Despite an easily distracted news media and a weekend for the story to cool off, questions about Mitt Romney’s tenure are driving the day again at the start of a new week, and it may only be getting worse for Romney. If you just tuned in, the issue is how long Romney stayed at Bain Capital -- he said he left in 1999, but government documents and his own testimony show he stayed on in some capacity until 2002, at which point his campaign claims he “retroactively retired." Essentially, the campaign is saying that while Romney technically stayed on as CEO and owner for over two years after leaving to run the Salt Lake City Olympics, he had no actual responsibility over the day-to-day operations of the company. That may be entirely true, but why bother staying on at all then?
Former Bain managing director Ed Conard, who worked with Romney at the company and has defended him since, provided an answer. He told MSNBC’s Chris Hayes yesterday that Romney stayed on for three years as CEO after 1999 so he would have more leverage to extract as much money as possible from the company while he was walking out the door. For over two years, Conard said, Romney and his partners negotiated how much money Romney would get for leaving the company. He wanted more; they wanted to give him less. Speaking as Romney, Conard explained the candidate’s position at the time: “'I created an incredibly valuable firm that’s making all you guys rich.

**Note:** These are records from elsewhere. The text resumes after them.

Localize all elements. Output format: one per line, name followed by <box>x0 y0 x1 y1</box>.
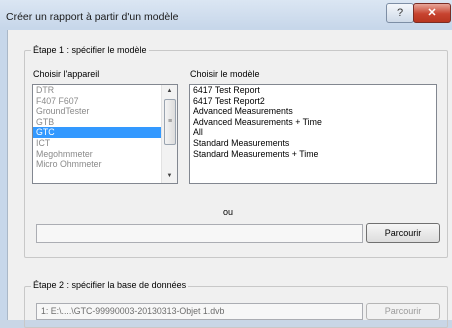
scroll-up-icon[interactable]: ▲ <box>162 85 177 98</box>
scroll-thumb[interactable]: ≡ <box>164 99 176 145</box>
model-listbox[interactable]: 6417 Test Report 6417 Test Report2 Advance… <box>189 84 437 184</box>
scroll-down-icon[interactable]: ▼ <box>162 170 177 183</box>
help-button[interactable]: ? <box>386 3 414 23</box>
device-list-item[interactable]: GroundTester <box>33 106 177 117</box>
model-list-item[interactable]: Advanced Measurements + Time <box>190 117 436 128</box>
device-list-item[interactable]: GTB <box>33 117 177 128</box>
database-path-input: 1: E:\....\GTC-99990003-20130313-Objet 1… <box>36 303 363 320</box>
template-path-input[interactable] <box>36 224 363 243</box>
dialog-body: Étape 1 : spécifier le modèle Choisir l'… <box>7 30 452 328</box>
device-listbox[interactable]: DTR F407 F607 GroundTester GTB GTC ICT Megohmm… <box>32 84 178 184</box>
device-list-item[interactable]: DTR <box>33 85 177 96</box>
model-list-item[interactable]: All <box>190 127 436 138</box>
or-label: ou <box>223 207 234 217</box>
device-list-item[interactable]: GTC <box>33 127 177 138</box>
model-list-item[interactable]: 6417 Test Report2 <box>190 96 436 107</box>
device-list: DTR F407 F607 GroundTester GTB GTC ICT Megohmm… <box>33 85 177 170</box>
browse-template-button[interactable]: Parcourir <box>366 223 440 243</box>
device-list-item[interactable]: Megohmmeter <box>33 149 177 160</box>
step1-title: Étape 1 : spécifier le modèle <box>31 45 149 55</box>
model-list-item[interactable]: Standard Measurements + Time <box>190 149 436 160</box>
step2-title: Étape 2 : spécifier la base de données <box>31 280 189 290</box>
close-button[interactable]: ✕ <box>413 3 451 23</box>
model-label: Choisir le modèle <box>190 69 260 79</box>
device-list-scrollbar[interactable]: ▲ ≡ ▼ <box>161 85 177 183</box>
window-title: Créer un rapport à partir d'un modèle <box>6 11 179 23</box>
device-label: Choisir l'appareil <box>33 69 100 79</box>
model-list-item[interactable]: Standard Measurements <box>190 138 436 149</box>
device-list-item[interactable]: F407 F607 <box>33 96 177 107</box>
model-list-item[interactable]: 6417 Test Report <box>190 85 436 96</box>
model-list-item[interactable]: Advanced Measurements <box>190 106 436 117</box>
model-list: 6417 Test Report 6417 Test Report2 Advance… <box>190 85 436 159</box>
dialog-window: Créer un rapport à partir d'un modèle ? … <box>0 0 452 328</box>
device-list-item[interactable]: ICT <box>33 138 177 149</box>
device-list-item[interactable]: Micro Ohmmeter <box>33 159 177 170</box>
browse-database-button[interactable]: Parcourir <box>366 303 440 320</box>
title-bar[interactable]: Créer un rapport à partir d'un modèle ? … <box>0 0 452 30</box>
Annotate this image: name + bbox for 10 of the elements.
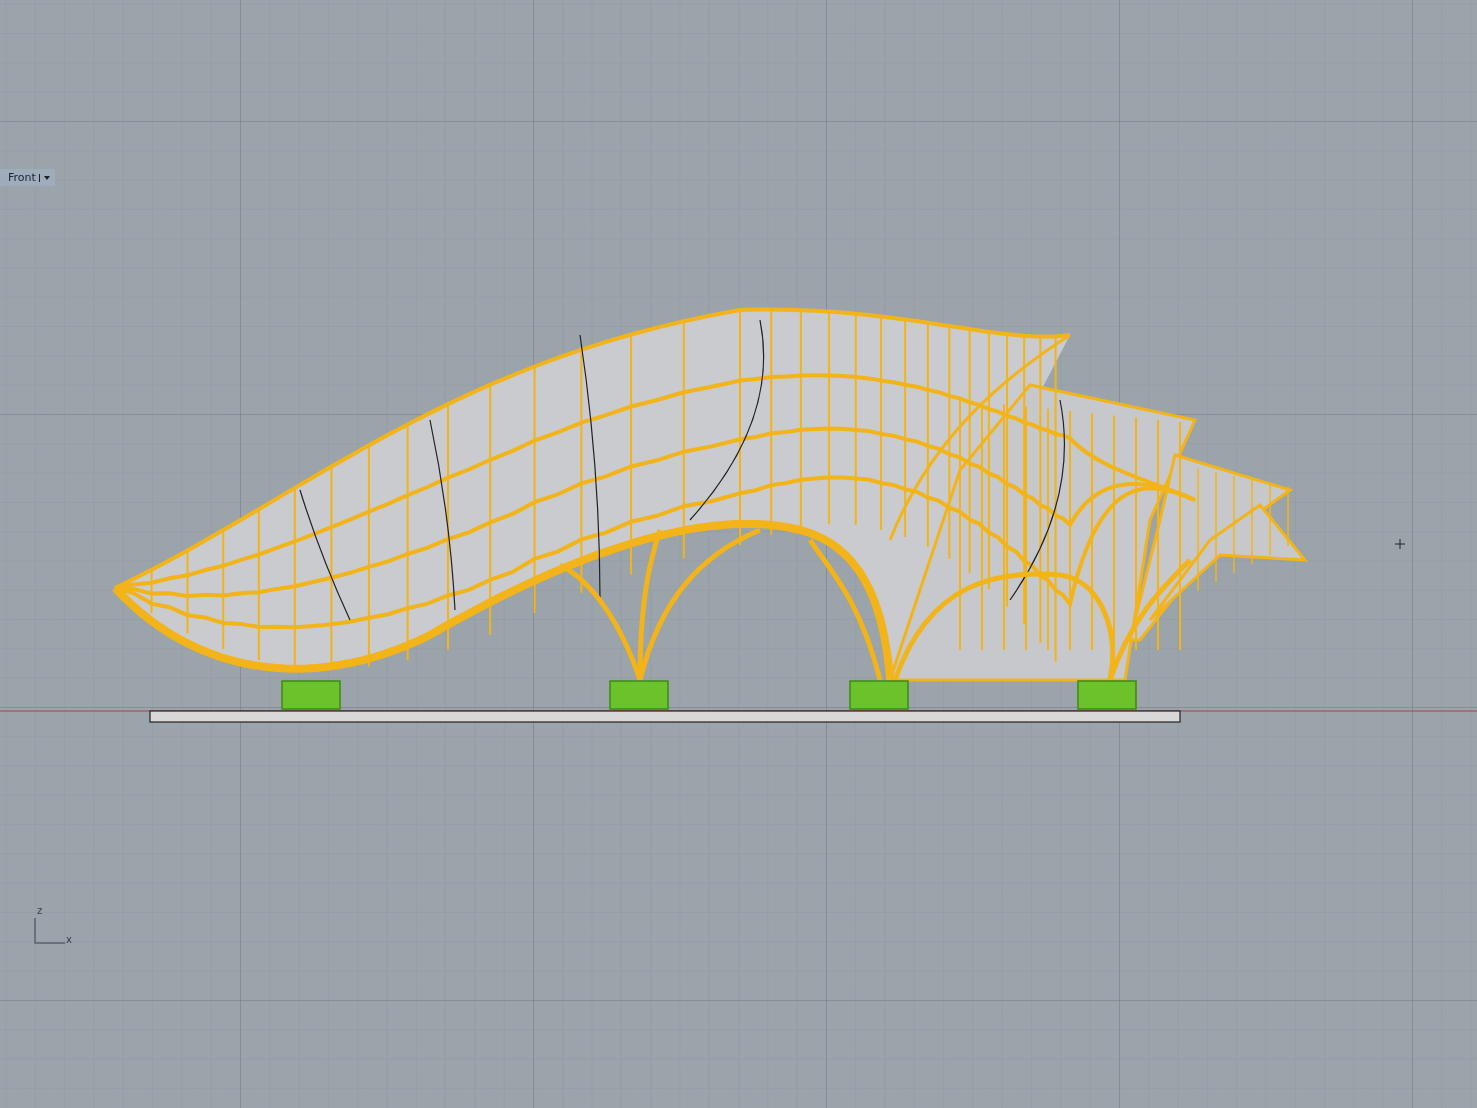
axis-label: z — [37, 905, 43, 916]
footing-block — [609, 680, 669, 710]
axis-label: x — [66, 934, 72, 945]
viewport-title-tab[interactable]: Front — [0, 169, 55, 186]
footing-block — [849, 680, 909, 710]
footing-block — [281, 680, 341, 710]
axis-icon — [34, 918, 66, 944]
cursor-icon — [1395, 539, 1405, 549]
footing-block — [1077, 680, 1137, 710]
caret-icon — [38, 173, 51, 182]
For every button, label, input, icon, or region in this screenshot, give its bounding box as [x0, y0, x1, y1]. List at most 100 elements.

You owe me.' That’s the negotiation.” Conard explained that Romney stayed on as CEO “in part, yes, of course” to drive a harder bargain with the company.
Conard made a $1 million contribution to the super PAC supporting Mitt Romney, gave the maximum $2,500 to Romney’s primary campaign, and recently became famous for writing a book celebrating the virtue of the ultra-wealthy, so it’s unlikely that he would misrepresent the past in order to hurt Romney.
Romney’s departure time matters because some of the company’s least flattering moments, including the closure of a steel mill in Kansas City, occurred during those three years, when Romney has insisted he was gone and thus not responsible for Bain’s activities. He also submitted ethics forms saying he was not involved in any way with Bain after 1999.
On one hand, Conard’s version of events clears Romney of the most weighty accusations of misrepresentation; but on the other hand, the alibi is almost as bad as the alleged crime. According to Conard’s story, Romney would have none of the headaches he’s dealing with this week about his convoluted departure timeline had he simply left in 1999 and not been so concerned about squeezing as much money as possible from Bain. The story is reminiscent of the one about when Romney started Bain Capital, when he secured a escape clause for himself that guaranteed he could return to his old job at Bain & Co. if the new venture failed, meaning there was essentially zero risk for him personally. From the beginning, Chicago wanted to paint Romney as a real-life Gordon Gekko, the "Wall Street" antihero who declares, "Greed is good." In Conard's narrative, Romney seems to apply this maxim even to his former partners.